O que quero dizer é que, por razões várias, que não pretendo aqui esquadrinhar à exaustão, a subversão brasileira se auto-boicota. A não ser que tenha dinheiro no meio, como tráfico de drogas, que não é uma subversão, é um negócio, comemos o próprio cauda, como aquela serpente mítica. Para que colocar holofotes nas entrelinhas da letra do Chico? Para que forçar a proibição do absinto? Aliás, acho que não temos subversão no Brasil (salvo casos isolados, que não geram um movimento): subversão que se sabota não tem o direito semântico de se denominar subversiva. Não é por nada, que, como apontou um amigo meu, o Brasil nunca teve nenhuma revolta política de cunho popular e de abrangência nacional (esse mesmo amigo deixou aberta a possibilidade de esta vaga ser ocupada pelo MST). Se para tomar absinto, que poderia ser classificado entre os prazeres da carne, não nos organizamos, o que dirá por causas menos imediatas?

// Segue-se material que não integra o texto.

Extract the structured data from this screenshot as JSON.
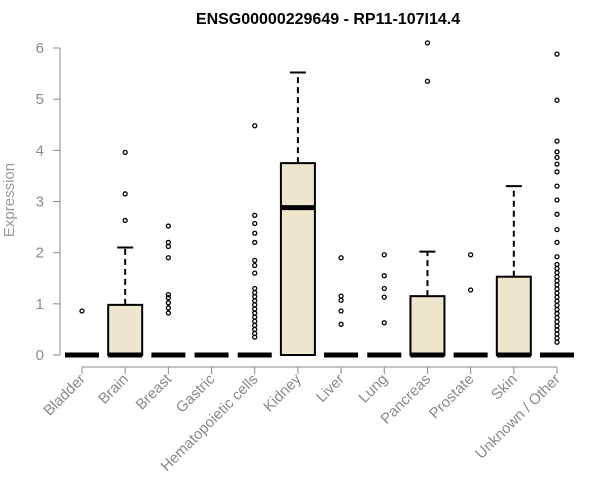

Enfim, como diz o Caetano, "cada um sabe a dor e a delícia de ser o que é". Cada povo também. Não temos guerra, assim como não temos vanguarda que não seja importada, e nem mesmo absinto importado. Aquela frase (De Gaulle? Churchill?) de que, às vezes, para se fazer a paz é preciso fazer a guerra, não se aplica ao Brasil. Se para se fazer a paz é preciso fazer guerra, ficamos com uma proto (ou pseudo, é melhor) paz.

Concluindo: como ninguém, entre os meus conhecidos, vai se animar a ir a um laboratório de destilação com o livro do Christophe Bataille em punho fazer experiências herbíferas, a pièce de résistance etílica da nossa festa será uma comportada e prática gelatina royal de morango e cachaça.